With summary indexing and re-ranking, you can expect improvements like:

Metric	Basic RAG	Advanced RAG
Avg Precision	0.43	0.44
Avg Recall	0.66	0.69
Avg F1 Score	0.52	0.54
Avg MRR	0.74	0.87
End-to-End Accuracy	71%	81%

Best Practices for Production RAG

Chunk strategically: Experiment with chunk sizes (256-512 tokens often work well) and overlap
Use dedicated embedding models: Voyage AI and Cohere offer purpose-built embeddings for RAG
Implement caching: Cache embeddings and common queries to reduce latency and cost
Monitor and iterate: Continuously evaluate your system and add edge cases to your test set
Consider hybrid search: Combine semantic search with keyword matching for better recall

Key Takeaways

Evaluate retrieval and generation separately to identify bottlenecks in your RAG pipeline.

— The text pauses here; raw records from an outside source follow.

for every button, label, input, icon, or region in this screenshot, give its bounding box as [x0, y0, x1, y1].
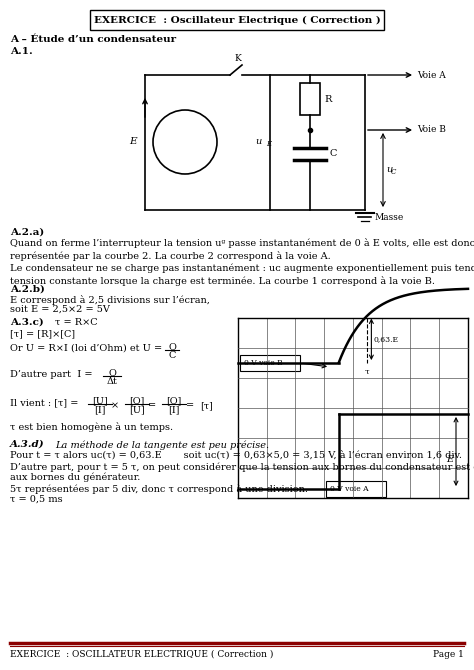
Text: C: C [168, 351, 176, 360]
Text: soit E = 2,5×2 = 5V: soit E = 2,5×2 = 5V [10, 305, 110, 314]
Text: C: C [330, 149, 337, 159]
Text: E: E [129, 137, 137, 147]
FancyBboxPatch shape [240, 355, 300, 371]
Text: τ = 0,5 ms: τ = 0,5 ms [10, 495, 63, 504]
Text: τ est bien homogène à un temps.: τ est bien homogène à un temps. [10, 422, 173, 432]
Text: A.2.a): A.2.a) [10, 228, 44, 237]
Text: [I]: [I] [94, 405, 106, 414]
Text: R: R [324, 94, 331, 103]
Bar [90, 10, 384, 30]
Text: La méthode de la tangente est peu précise.: La méthode de la tangente est peu précis… [55, 440, 269, 450]
Text: =: = [148, 401, 156, 410]
Text: Il vient : [τ] =: Il vient : [τ] = [10, 398, 82, 407]
Text: A – Étude d’un condensateur: A – Étude d’un condensateur [10, 35, 176, 44]
Text: Voie A: Voie A [417, 70, 446, 80]
Text: D’autre part  I =: D’autre part I = [10, 370, 96, 379]
Text: [Q]: [Q] [166, 396, 182, 405]
Text: 5τ représentées par 5 div, donc τ correspond à une division.: 5τ représentées par 5 div, donc τ corres… [10, 484, 308, 494]
Text: 0 V voie B: 0 V voie B [244, 359, 283, 367]
Text: Q: Q [168, 342, 176, 351]
Text: K: K [235, 54, 241, 63]
Text: Voie B: Voie B [417, 125, 446, 135]
Text: [I]: [I] [168, 405, 180, 414]
Text: A.3.d): A.3.d) [10, 440, 45, 449]
FancyBboxPatch shape [326, 481, 386, 497]
Text: aux bornes du générateur.: aux bornes du générateur. [10, 473, 140, 482]
Text: E correspond à 2,5 divisions sur l’écran,: E correspond à 2,5 divisions sur l’écran… [10, 295, 210, 305]
Text: Or U = R×I (loi d’Ohm) et U =: Or U = R×I (loi d’Ohm) et U = [10, 344, 165, 353]
Text: EXERCICE  : Oscillateur Electrique ( Correction ): EXERCICE : Oscillateur Electrique ( Corr… [94, 15, 380, 25]
Text: Pour t = τ alors uᴄ(τ) = 0,63.E       soit uᴄ(τ) = 0,63×5,0 = 3,15 V, à l’écran : Pour t = τ alors uᴄ(τ) = 0,63.E soit uᴄ(… [10, 451, 462, 460]
Text: τ = R×C: τ = R×C [55, 318, 98, 327]
Text: [Q]: [Q] [129, 396, 145, 405]
Text: =: = [186, 401, 194, 410]
Text: 0 V voie A: 0 V voie A [330, 485, 369, 493]
Text: 0,63.E: 0,63.E [374, 335, 398, 343]
Text: Masse: Masse [375, 214, 404, 222]
Text: Page 1: Page 1 [433, 650, 464, 659]
Text: [U]: [U] [129, 405, 145, 414]
Text: A.3.c): A.3.c) [10, 318, 44, 327]
Text: A.1.: A.1. [10, 47, 33, 56]
Text: E: E [266, 140, 271, 148]
Bar [300, 83, 320, 115]
Text: [U]: [U] [92, 396, 108, 405]
Text: E: E [447, 454, 454, 464]
Text: [τ]: [τ] [200, 401, 213, 410]
Text: C: C [391, 168, 396, 176]
Text: u: u [256, 137, 262, 147]
Text: Δt: Δt [107, 377, 118, 386]
Text: Quand on ferme l’interrupteur la tension uᵍ passe instantanément de 0 à E volts,: Quand on ferme l’interrupteur la tension… [10, 238, 474, 286]
Text: Q: Q [108, 368, 116, 377]
Text: EXERCICE  : OSCILLATEUR ELECTRIQUE ( Correction ): EXERCICE : OSCILLATEUR ELECTRIQUE ( Corr… [10, 650, 273, 659]
Text: [τ] = [R]×[C]: [τ] = [R]×[C] [10, 329, 75, 338]
Text: ×: × [111, 401, 119, 410]
Text: A.2.b): A.2.b) [10, 285, 45, 294]
Text: u: u [386, 165, 392, 174]
Text: τ: τ [365, 368, 370, 376]
Text: D’autre part, pour t = 5 τ, on peut considérer que la tension aux bornes du cond: D’autre part, pour t = 5 τ, on peut cons… [10, 462, 474, 472]
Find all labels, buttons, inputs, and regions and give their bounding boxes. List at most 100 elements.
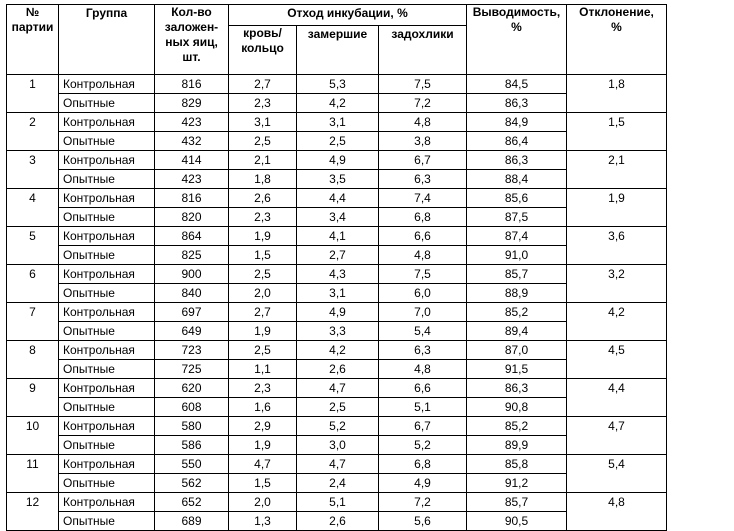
- cell-frozen: 4,9: [297, 303, 379, 322]
- cell-hatchability: 84,9: [467, 113, 567, 132]
- cell-group: Контрольная: [59, 493, 155, 512]
- cell-frozen: 3,5: [297, 170, 379, 189]
- cell-frozen: 5,1: [297, 493, 379, 512]
- cell-hatchability: 91,0: [467, 246, 567, 265]
- table-row: 8Контрольная7232,54,26,387,04,5: [7, 341, 667, 360]
- cell-group: Контрольная: [59, 227, 155, 246]
- col-blood-ring: кровь/кольцо: [229, 26, 297, 75]
- cell-eggs: 423: [155, 170, 229, 189]
- cell-group: Опытные: [59, 284, 155, 303]
- cell-deviation: 4,7: [567, 417, 667, 455]
- cell-suffocated: 7,2: [379, 493, 467, 512]
- cell-batch-no: 6: [7, 265, 59, 303]
- cell-deviation: 2,1: [567, 151, 667, 189]
- cell-blood: 1,8: [229, 170, 297, 189]
- cell-suffocated: 4,9: [379, 474, 467, 493]
- cell-hatchability: 85,6: [467, 189, 567, 208]
- cell-blood: 2,0: [229, 493, 297, 512]
- cell-deviation: 1,8: [567, 75, 667, 113]
- cell-group: Опытные: [59, 132, 155, 151]
- cell-eggs: 414: [155, 151, 229, 170]
- cell-suffocated: 4,8: [379, 360, 467, 379]
- table-row: 3Контрольная4142,14,96,786,32,1: [7, 151, 667, 170]
- table-row: 1Контрольная8162,75,37,584,51,8: [7, 75, 667, 94]
- cell-hatchability: 88,4: [467, 170, 567, 189]
- cell-frozen: 2,5: [297, 398, 379, 417]
- cell-blood: 1,9: [229, 436, 297, 455]
- cell-suffocated: 5,1: [379, 398, 467, 417]
- cell-deviation: 4,5: [567, 341, 667, 379]
- cell-eggs: 816: [155, 189, 229, 208]
- cell-blood: 1,9: [229, 227, 297, 246]
- cell-hatchability: 85,2: [467, 303, 567, 322]
- cell-group: Контрольная: [59, 341, 155, 360]
- cell-eggs: 723: [155, 341, 229, 360]
- cell-batch-no: 4: [7, 189, 59, 227]
- cell-eggs: 432: [155, 132, 229, 151]
- cell-hatchability: 86,4: [467, 132, 567, 151]
- cell-frozen: 3,0: [297, 436, 379, 455]
- cell-group: Опытные: [59, 208, 155, 227]
- cell-batch-no: 7: [7, 303, 59, 341]
- cell-deviation: 1,9: [567, 189, 667, 227]
- cell-eggs: 550: [155, 455, 229, 474]
- cell-group: Контрольная: [59, 113, 155, 132]
- cell-batch-no: 12: [7, 493, 59, 531]
- cell-hatchability: 84,5: [467, 75, 567, 94]
- cell-hatchability: 87,0: [467, 341, 567, 360]
- cell-batch-no: 10: [7, 417, 59, 455]
- cell-hatchability: 87,4: [467, 227, 567, 246]
- cell-blood: 2,1: [229, 151, 297, 170]
- cell-group: Опытные: [59, 474, 155, 493]
- cell-group: Опытные: [59, 436, 155, 455]
- cell-suffocated: 7,4: [379, 189, 467, 208]
- cell-suffocated: 5,2: [379, 436, 467, 455]
- cell-frozen: 2,6: [297, 512, 379, 531]
- cell-blood: 2,9: [229, 417, 297, 436]
- cell-batch-no: 2: [7, 113, 59, 151]
- cell-hatchability: 85,7: [467, 265, 567, 284]
- cell-frozen: 4,7: [297, 379, 379, 398]
- cell-suffocated: 6,7: [379, 151, 467, 170]
- cell-eggs: 820: [155, 208, 229, 227]
- cell-suffocated: 5,4: [379, 322, 467, 341]
- col-hatchability: Выводимость,%: [467, 5, 567, 75]
- cell-blood: 3,1: [229, 113, 297, 132]
- incubation-table: №партииГруппаКол-возаложен-ных яиц,шт.От…: [6, 4, 667, 531]
- table-row: 11Контрольная5504,74,76,885,85,4: [7, 455, 667, 474]
- cell-suffocated: 6,0: [379, 284, 467, 303]
- cell-eggs: 423: [155, 113, 229, 132]
- cell-hatchability: 87,5: [467, 208, 567, 227]
- cell-blood: 2,5: [229, 132, 297, 151]
- cell-suffocated: 6,8: [379, 208, 467, 227]
- cell-suffocated: 7,5: [379, 75, 467, 94]
- cell-suffocated: 7,0: [379, 303, 467, 322]
- cell-suffocated: 7,5: [379, 265, 467, 284]
- cell-blood: 1,5: [229, 246, 297, 265]
- cell-batch-no: 1: [7, 75, 59, 113]
- cell-hatchability: 86,3: [467, 379, 567, 398]
- cell-group: Контрольная: [59, 303, 155, 322]
- col-frozen: замершие: [297, 26, 379, 75]
- cell-suffocated: 4,8: [379, 246, 467, 265]
- table-row: 12Контрольная6522,05,17,285,74,8: [7, 493, 667, 512]
- cell-frozen: 4,2: [297, 94, 379, 113]
- cell-group: Опытные: [59, 246, 155, 265]
- cell-group: Контрольная: [59, 75, 155, 94]
- cell-frozen: 3,1: [297, 113, 379, 132]
- cell-group: Контрольная: [59, 379, 155, 398]
- cell-eggs: 620: [155, 379, 229, 398]
- cell-hatchability: 85,7: [467, 493, 567, 512]
- cell-frozen: 4,7: [297, 455, 379, 474]
- cell-frozen: 3,4: [297, 208, 379, 227]
- col-suffocated: задохлики: [379, 26, 467, 75]
- cell-group: Опытные: [59, 94, 155, 113]
- cell-blood: 2,7: [229, 303, 297, 322]
- cell-frozen: 3,1: [297, 284, 379, 303]
- cell-eggs: 689: [155, 512, 229, 531]
- cell-hatchability: 89,4: [467, 322, 567, 341]
- cell-frozen: 5,2: [297, 417, 379, 436]
- col-group: Группа: [59, 5, 155, 75]
- cell-blood: 2,3: [229, 94, 297, 113]
- cell-suffocated: 3,8: [379, 132, 467, 151]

Use precision, recall, F1, and MRR for retrieval; accuracy for end-to-end.
Summary indexing improves recall by creating condensed representations that capture the essence of document sections, making retrieval more effective for complex queries.
Re-ranking with Claude significantly boosts MRR by ensuring the most relevant chunks appear first, which improves the quality of the final answer.
Start simple, then iterate — a basic RAG pipeline can be surprisingly effective. Add complexity like summary indexing and re-ranking only when evaluation shows they're needed.
Build a robust evaluation dataset with diverse questions, including those requiring synthesis across multiple chunks, to stress-test your system.